The Negev, settlement priorities, and the logic of control
He then turns to the Negev, claiming it is the true cradle of Judaism. He became convinced that consolidating Israel’s authority over the Negev was more important than trying to save the Old City of Jerusalem. This conviction pushed him, after retiring from political life, to live in the Negev to encourage Jews to settle there.
He also argues that concentrating millions of Jews in major cities like Tel Aviv has dangerous security consequences for Israel’s future. Therefore, settlement in the Negev, in his view, is necessary to distribute the population across more than one city.
“Peace”, denial, and existential messaging
Ben Gurion addresses what he calls “peace”. Despite bearing direct responsibility for the Nakba, the displacement of the Palestinian people, and the occupation of their land, he claims Israel wants peace and says he cannot understand hostility towards Israel. He argues that hostility against Israel is, in essence, vague and irrational, and impossible to deal with on the basis of good faith or logic.
His failure to understand the reasons for hostility stems from the fact that he sees a right for the Jewish migrant from global diasporas in Palestine while refusing to recognise Palestinian identity, the Palestinian people, or the Palestinian right to self determination. He goes further, in a strange claim, to say that Israel did not create the hostility.
He then directs an extremely dangerous message to Jews, especially outside the entity, urging them to migrate. He says: “The Arabs can be defeated a hundred times, but if they win the one hundred and first time, that is the end for us.” (p. 172) In this message, whose effects remain present in Israel to this day, there is a clear expression of the depth of the crisis and the constant invocation of an existential threat. The occupation state, in this logic, must never lose, and its narrative must remain that it is undefeated so that no one dares to even consider fighting it.
Ben Gurion ends his book by urging Jewish migration to Palestine and calling for work to keep their state strong, solid, and dominant. He concludes with words to the effect that: “Words without deeds have no value. One must show the path by action. Words that do not drive action have no value.” (p. 180) His role in expanding Jewish settlement in Palestine made him a central symbol in Israel.
Why this book matters to researchers
Finally, while this book contains historical and religious distortions and attempts to spread Zionist thinking and narratives built on corrupt religious or historical foundations, it remains important for researchers and thinkers to study these foundational texts of Zionist ideology.
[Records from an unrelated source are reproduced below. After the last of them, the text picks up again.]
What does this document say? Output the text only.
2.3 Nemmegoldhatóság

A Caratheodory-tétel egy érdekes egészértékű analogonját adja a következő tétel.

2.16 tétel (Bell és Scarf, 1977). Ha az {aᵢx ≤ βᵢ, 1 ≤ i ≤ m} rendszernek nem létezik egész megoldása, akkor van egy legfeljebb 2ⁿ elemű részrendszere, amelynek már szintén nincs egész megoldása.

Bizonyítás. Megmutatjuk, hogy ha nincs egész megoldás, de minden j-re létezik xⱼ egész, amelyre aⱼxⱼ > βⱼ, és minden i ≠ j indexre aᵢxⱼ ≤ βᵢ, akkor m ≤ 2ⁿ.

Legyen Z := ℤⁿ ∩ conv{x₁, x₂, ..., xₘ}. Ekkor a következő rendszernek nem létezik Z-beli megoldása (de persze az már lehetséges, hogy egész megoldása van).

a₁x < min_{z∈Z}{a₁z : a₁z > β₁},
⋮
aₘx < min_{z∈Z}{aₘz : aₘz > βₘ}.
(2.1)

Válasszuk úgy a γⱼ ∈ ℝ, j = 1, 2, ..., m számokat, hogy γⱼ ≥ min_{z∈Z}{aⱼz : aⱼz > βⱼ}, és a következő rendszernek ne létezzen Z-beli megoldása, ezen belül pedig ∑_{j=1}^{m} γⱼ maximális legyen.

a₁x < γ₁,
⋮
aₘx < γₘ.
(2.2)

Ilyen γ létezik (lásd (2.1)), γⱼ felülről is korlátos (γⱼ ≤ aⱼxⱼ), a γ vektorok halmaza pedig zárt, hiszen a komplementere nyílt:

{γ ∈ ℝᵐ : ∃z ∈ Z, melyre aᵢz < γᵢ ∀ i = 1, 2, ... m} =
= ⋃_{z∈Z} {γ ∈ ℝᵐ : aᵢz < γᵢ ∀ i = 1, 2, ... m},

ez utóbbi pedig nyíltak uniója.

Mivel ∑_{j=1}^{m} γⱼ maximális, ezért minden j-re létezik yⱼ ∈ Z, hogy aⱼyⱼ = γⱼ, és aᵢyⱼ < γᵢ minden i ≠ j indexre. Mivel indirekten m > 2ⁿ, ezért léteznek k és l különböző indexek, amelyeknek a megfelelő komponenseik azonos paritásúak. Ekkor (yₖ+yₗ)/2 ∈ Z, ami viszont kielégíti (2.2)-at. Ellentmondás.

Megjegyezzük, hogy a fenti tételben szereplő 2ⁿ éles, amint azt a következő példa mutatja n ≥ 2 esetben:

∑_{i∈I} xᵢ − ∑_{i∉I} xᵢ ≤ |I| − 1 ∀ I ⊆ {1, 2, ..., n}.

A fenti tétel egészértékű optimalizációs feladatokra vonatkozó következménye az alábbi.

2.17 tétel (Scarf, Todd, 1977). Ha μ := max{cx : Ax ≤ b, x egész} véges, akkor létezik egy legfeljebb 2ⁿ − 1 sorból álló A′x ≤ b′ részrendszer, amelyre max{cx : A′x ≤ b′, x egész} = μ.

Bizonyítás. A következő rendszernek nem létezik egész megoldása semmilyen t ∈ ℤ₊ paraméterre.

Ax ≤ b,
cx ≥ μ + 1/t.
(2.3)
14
Deeper engagement with this literature equips researchers with the capacity to respond, dismantle, and expose it.
There is an essential need for thorough study of Zionist thought, as this is fundamental to resisting this racist, settler colonial, replacement project. The Zionist movement is the cause of the conflict in Palestine, and as is well known, before its emergence there was no conflict between Jews and Palestinians, whether Christian or Muslim.
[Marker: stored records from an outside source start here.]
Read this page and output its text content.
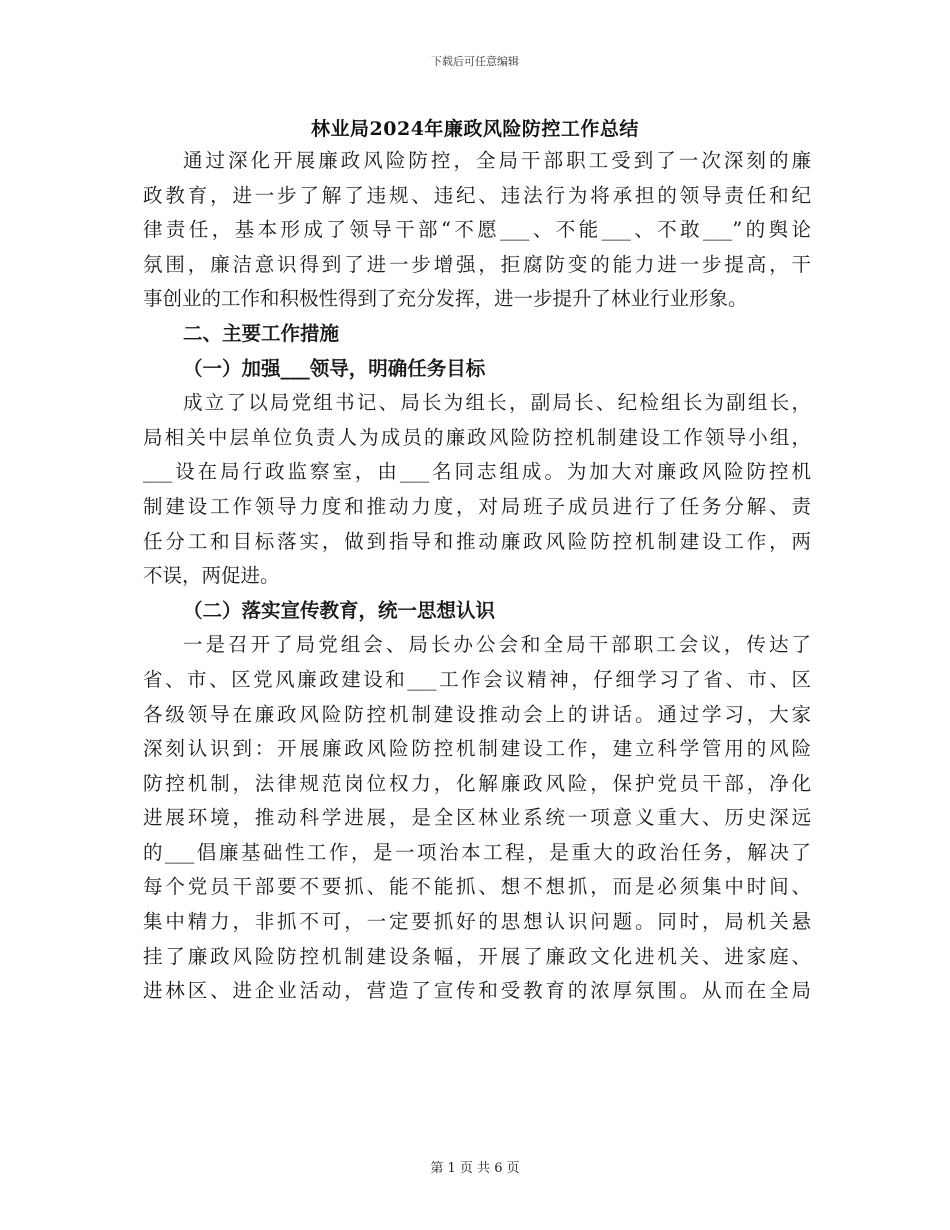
下载后可任意编辑
林业局2024年廉政风险防控工作总结
通过深化开展廉政风险防控，全局干部职工受到了一次深刻的廉
政教育，进一步了解了违规、违纪、违法行为将承担的领导责任和纪
律责任，基本形成了领导干部“不愿___、不能___、不敢___”的舆论
氛围，廉洁意识得到了进一步增强，拒腐防变的能力进一步提高，干
事创业的工作和积极性得到了充分发挥，进一步提升了林业行业形象。
二、主要工作措施
（一）加强___领导，明确任务目标
成立了以局党组书记、局长为组长，副局长、纪检组长为副组长，
局相关中层单位负责人为成员的廉政风险防控机制建设工作领导小组，
___设在局行政监察室，由___名同志组成。为加大对廉政风险防控机
制建设工作领导力度和推动力度，对局班子成员进行了任务分解、责
任分工和目标落实，做到指导和推动廉政风险防控机制建设工作，两
不误，两促进。
（二）落实宣传教育，统一思想认识
一是召开了局党组会、局长办公会和全局干部职工会议，传达了
省、市、区党风廉政建设和___工作会议精神，仔细学习了省、市、区
各级领导在廉政风险防控机制建设推动会上的讲话。通过学习，大家
深刻认识到：开展廉政风险防控机制建设工作，建立科学管用的风险
防控机制，法律规范岗位权力，化解廉政风险，保护党员干部，净化
进展环境，推动科学进展，是全区林业系统一项意义重大、历史深远
的___倡廉基础性工作，是一项治本工程，是重大的政治任务，解决了
每个党员干部要不要抓、能不能抓、想不想抓，而是必须集中时间、
集中精力，非抓不可，一定要抓好的思想认识问题。同时，局机关悬
挂了廉政风险防控机制建设条幅，开展了廉政文化进机关、进家庭、
进林区、进企业活动，营造了宣传和受教育的浓厚氛围。从而在全局
第 1 页 共 6 页
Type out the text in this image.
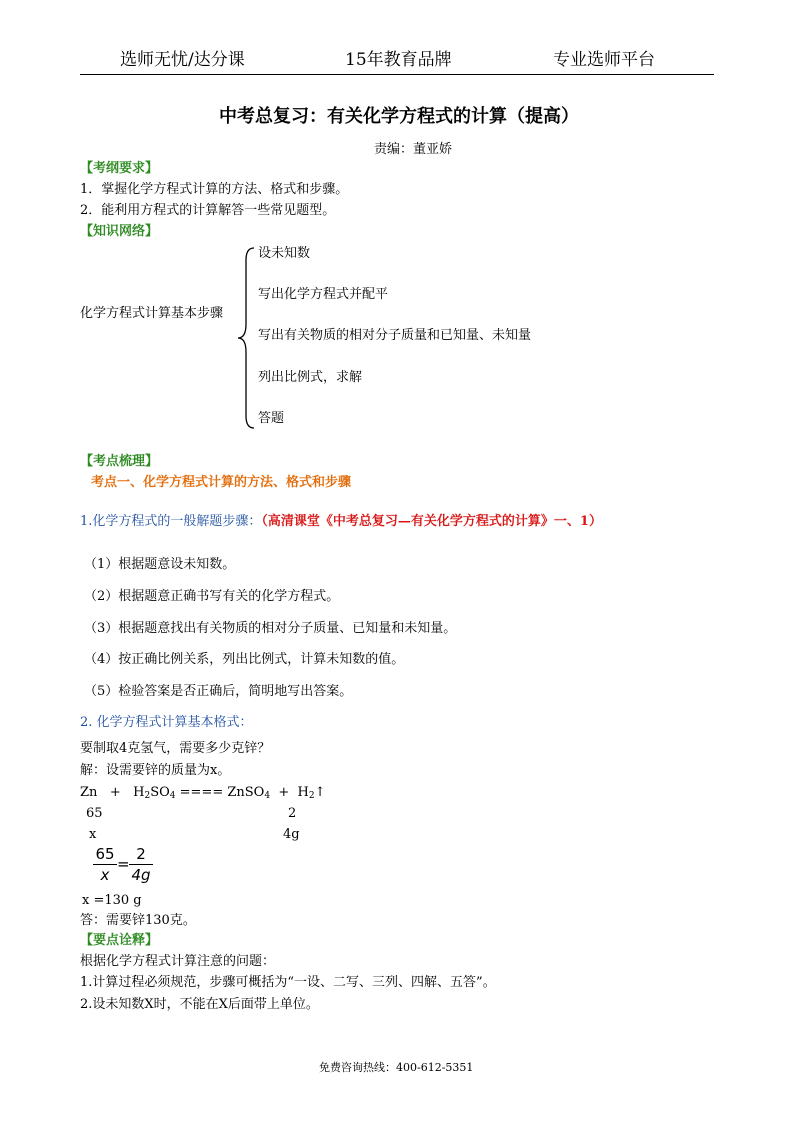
选师无忧/达分课	15年教育品牌	专业选师平台
中考总复习：有关化学方程式的计算（提高）
责编：董亚娇
【考纲要求】
1．掌握化学方程式计算的方法、格式和步骤。
2．能利用方程式的计算解答一些常见题型。
【知识网络】
化学方程式计算基本步骤
设未知数
写出化学方程式并配平
写出有关物质的相对分子质量和已知量、未知量
列出比例式，求解
答题
【考点梳理】
考点一、化学方程式计算的方法、格式和步骤
1.化学方程式的一般解题步骤：（高清课堂《中考总复习—有关化学方程式的计算》一、1）
（1）根据题意设未知数。
（2）根据题意正确书写有关的化学方程式。
（3）根据题意找出有关物质的相对分子质量、已知量和未知量。
（4）按正确比例关系，列出比例式，计算未知数的值。
（5）检验答案是否正确后，简明地写出答案。
2. 化学方程式计算基本格式：
要制取4克氢气，需要多少克锌？
解：设需要锌的质量为x。
$Zn + H_2SO_4$ ==== ZnSO$_4$ + $H_2↑$
65	2
x	4g
65
x
=
2
4g
x =130 g
答：需要锌130克。
【要点诠释】
根据化学方程式计算注意的问题：
1.计算过程必须规范，步骤可概括为“一设、二写、三列、四解、五答”。
2.设未知数X时，不能在X后面带上单位。
免费咨询热线：400-612-5351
Ben Gurion’s thought and writings, particularly this book, show how antisemitism in the West was among the most significant reasons behind Zionist thinking about building a national homeland for Jews. Finding land for Jews was presented as a way to escape Western and Russian persecution. In this framing, the Palestinian people are among the victims of Western racism, a price they continue to pay to this day through that same West’s support for this entity.